Monday, March 10, 2008

Tired...

This day has been a disaster, but not quite, especially when I found out that I cannot get my certification from the main office of the Civil Service Commission, but I had to get it from the Regional Office where I took the exam - in this case, Cebu.

I woke up at around 8am, because I was trying to adjust my body clock to a GY schedule, since starting Tuesday, I SHOULD be a night person. Then I went to the Kaliraya office of the Commission, but they told me that since I took the exam in Cebu, my certification is with them...

After knowing that, I decided to go to the Main Office at Batasan Hills in Quezon City, hoping that they might have a copy. (They were the main office after all.) But lo and behold, all certifications from the regional offices will be sent to the main office after 6 months before they can encode it to the main database!

How's that for efficiency and convenience. No wonder people are taking to the streets in protest of Gloria! It was also shocking to see that this office pales in comparison to other national offices. And to think that all public servants have to be scrutinized by said department, yet it seems that the Commission is the poorest and filthiest. Sheesh...

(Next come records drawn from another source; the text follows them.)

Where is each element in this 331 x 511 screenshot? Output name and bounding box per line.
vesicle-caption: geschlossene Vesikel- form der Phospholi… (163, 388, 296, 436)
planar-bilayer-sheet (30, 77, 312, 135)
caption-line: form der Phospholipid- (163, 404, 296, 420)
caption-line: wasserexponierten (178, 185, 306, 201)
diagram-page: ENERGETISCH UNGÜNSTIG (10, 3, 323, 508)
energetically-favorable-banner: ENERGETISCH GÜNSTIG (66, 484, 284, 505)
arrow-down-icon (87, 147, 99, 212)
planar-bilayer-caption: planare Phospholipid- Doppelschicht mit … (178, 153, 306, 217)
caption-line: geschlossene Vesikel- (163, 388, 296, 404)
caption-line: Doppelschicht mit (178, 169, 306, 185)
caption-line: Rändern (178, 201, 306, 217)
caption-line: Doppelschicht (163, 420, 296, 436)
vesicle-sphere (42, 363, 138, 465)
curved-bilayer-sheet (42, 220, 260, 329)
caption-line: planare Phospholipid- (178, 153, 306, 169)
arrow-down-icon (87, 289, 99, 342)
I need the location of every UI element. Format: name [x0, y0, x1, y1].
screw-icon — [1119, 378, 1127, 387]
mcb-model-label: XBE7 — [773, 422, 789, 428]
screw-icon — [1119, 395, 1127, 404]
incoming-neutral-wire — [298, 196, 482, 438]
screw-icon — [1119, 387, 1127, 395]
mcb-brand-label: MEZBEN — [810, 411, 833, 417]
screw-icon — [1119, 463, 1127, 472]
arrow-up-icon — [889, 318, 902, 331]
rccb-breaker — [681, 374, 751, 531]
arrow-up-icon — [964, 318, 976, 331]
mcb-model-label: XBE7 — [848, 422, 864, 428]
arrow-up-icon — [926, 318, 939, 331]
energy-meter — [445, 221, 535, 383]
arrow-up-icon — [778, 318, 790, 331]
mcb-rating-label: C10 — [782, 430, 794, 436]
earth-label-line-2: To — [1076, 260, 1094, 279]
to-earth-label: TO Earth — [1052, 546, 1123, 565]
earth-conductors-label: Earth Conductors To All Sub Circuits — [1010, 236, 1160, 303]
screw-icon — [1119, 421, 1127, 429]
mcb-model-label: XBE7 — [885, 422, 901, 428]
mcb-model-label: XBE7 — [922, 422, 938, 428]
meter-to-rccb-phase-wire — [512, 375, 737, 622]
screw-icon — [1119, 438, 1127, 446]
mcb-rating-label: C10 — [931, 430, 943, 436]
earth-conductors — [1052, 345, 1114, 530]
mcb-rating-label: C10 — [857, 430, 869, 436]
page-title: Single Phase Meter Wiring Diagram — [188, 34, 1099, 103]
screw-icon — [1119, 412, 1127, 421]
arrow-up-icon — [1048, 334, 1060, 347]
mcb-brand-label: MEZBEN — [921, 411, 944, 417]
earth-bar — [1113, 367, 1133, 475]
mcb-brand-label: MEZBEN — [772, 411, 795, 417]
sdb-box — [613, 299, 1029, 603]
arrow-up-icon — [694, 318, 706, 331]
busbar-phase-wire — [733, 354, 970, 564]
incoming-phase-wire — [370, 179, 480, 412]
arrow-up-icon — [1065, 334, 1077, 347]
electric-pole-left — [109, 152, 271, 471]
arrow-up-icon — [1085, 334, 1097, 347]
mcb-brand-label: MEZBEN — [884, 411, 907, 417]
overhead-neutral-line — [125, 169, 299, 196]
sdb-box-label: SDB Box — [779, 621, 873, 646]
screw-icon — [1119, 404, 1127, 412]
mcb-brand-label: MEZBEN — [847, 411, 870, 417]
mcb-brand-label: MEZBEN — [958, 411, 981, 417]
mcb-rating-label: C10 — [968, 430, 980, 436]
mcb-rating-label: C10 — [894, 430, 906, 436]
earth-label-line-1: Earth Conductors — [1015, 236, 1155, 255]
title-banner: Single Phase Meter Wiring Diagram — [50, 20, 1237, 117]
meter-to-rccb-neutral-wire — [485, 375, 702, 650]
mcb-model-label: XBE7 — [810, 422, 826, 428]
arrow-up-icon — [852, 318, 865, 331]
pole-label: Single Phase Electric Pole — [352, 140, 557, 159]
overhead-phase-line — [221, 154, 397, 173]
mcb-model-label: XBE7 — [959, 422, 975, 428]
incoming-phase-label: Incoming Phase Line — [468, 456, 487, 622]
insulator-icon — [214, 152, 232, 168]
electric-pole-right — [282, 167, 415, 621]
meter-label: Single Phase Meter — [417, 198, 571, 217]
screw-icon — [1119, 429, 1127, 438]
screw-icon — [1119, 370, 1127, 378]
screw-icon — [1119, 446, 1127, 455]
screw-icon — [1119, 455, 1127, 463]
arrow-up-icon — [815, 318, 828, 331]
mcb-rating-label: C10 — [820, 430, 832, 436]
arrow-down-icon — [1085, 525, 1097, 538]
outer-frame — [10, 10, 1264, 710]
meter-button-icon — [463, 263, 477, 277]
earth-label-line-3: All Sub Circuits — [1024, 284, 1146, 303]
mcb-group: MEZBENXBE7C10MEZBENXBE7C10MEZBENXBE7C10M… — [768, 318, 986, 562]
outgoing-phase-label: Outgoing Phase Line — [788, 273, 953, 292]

They better suit up and improve their services if they expect people to enter the government service.

Friday, February 8, 2008

A penny saved...

I was just browsing through the Japan Times online, when I read Amy Chavez's article that gives us a rundown of the Japanese currency and its coins. Having had the chance to use those and actually save some, it made me think of the Philippine situation of not having 1-centavo, five-centavo, and ten-centavo coins anymore. It sure is a surprise to see that people do not value money, even arriving at a point wherein five centavos would be withheld by a saleslady because they do not have those coins in stock. What is mine should be mine, and should be given back to me. After all, I earned that money. You cannot just leave change and they issue you an IOU, and visit them to collect those change, even if it accumulates over time.

Some people might criticize me for a such a petty thing, but it is thievery at its simplest and finest. If SM was to keep those 1-centavo change from a million of its customers and multiply it with the number of its stores, on a weekly basis and annually, no wonder they are Number Two in the Richest People in the Philippines list.

Maybe the reason why we continue to lag in Asia and the world is because that petty thing is actually important. Japan, Korea, and the United States do have 1-yen, 1-won, and 1-cent coins and look where they are now. Money is important (be it 1-centavo), and if everybody knows it, a peso will never be a peso without one centavo.